Autrement dit, il déplace le regard.

Et je crois que c'est précisément ce déplacement qui m'a aidée à comprendre ma propre relation à la légitimité.

Lorsque toute notre attention est tournée vers nous-mêmes, nous finissons par nous demander : Suis-je assez compétente ? Suis-je assez expérimentée ? Suis-je légitime ?

Mais lorsque l'attention se tourne vers ce que nous cherchons à rendre possible, une autre question apparaît : Quelle contribution ai-je envie d'apporter ?

Et soudain, quelque chose s'apaise.


Et si la véritable légitimité venait de notre contribution ?

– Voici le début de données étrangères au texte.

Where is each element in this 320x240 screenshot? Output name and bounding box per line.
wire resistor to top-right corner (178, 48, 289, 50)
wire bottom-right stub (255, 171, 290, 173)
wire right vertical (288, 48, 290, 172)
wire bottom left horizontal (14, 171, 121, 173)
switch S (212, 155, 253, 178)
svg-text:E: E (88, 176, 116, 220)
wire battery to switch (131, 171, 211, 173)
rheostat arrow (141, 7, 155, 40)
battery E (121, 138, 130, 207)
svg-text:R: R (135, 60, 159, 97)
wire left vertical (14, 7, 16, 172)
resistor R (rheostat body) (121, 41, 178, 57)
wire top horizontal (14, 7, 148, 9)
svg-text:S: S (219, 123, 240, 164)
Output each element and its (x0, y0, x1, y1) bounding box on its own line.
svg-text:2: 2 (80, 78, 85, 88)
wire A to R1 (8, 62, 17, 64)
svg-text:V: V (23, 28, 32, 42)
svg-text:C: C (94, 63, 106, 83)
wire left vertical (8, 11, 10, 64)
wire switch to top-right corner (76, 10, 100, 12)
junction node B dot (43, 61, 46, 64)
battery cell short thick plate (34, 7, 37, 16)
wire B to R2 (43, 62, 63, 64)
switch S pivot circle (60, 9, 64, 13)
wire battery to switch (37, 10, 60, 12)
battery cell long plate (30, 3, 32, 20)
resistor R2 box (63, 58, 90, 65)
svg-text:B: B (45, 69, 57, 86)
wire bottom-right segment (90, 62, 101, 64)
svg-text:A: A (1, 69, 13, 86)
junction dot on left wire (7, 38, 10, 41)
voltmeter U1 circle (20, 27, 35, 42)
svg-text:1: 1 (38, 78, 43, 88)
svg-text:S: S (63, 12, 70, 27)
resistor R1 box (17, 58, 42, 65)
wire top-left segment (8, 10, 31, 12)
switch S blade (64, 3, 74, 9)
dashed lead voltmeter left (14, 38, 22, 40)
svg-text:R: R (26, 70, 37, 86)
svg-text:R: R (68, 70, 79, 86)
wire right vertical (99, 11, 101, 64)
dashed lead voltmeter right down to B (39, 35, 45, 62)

Plus les années passent, plus je me demande quelle est la véritable réponse au syndrome de l'imposteur : certainement pas la certitude d'être le meilleur. Je crois qu'il ressemble davantage à un sentiment profond d'être à sa place.

Cette sensation que nos talents, nos valeurs et notre énergie avancent dans la même direction. Cette conviction que nous participons, à notre échelle, à la construction du monde dans lequel nous souhaitons vivre. Le doute continue d'exister.

Heureusement.

Mais il cesse de définir notre place. Parce que celle-ci ne dépend plus uniquement de ce que nous savons faire. Elle dépend de ce que nous choisissons de nourrir, de faire grandir, de transmettre. De cette contribution singulière qui naît lorsque nos convictions rencontrent nos actions, et qui nous relie à quelque chose de plus vaste que nous-mêmes.

Comme une pierre déposée dans l’eau dont les cercles continuent de s’étendre bien au-delà de notre regard.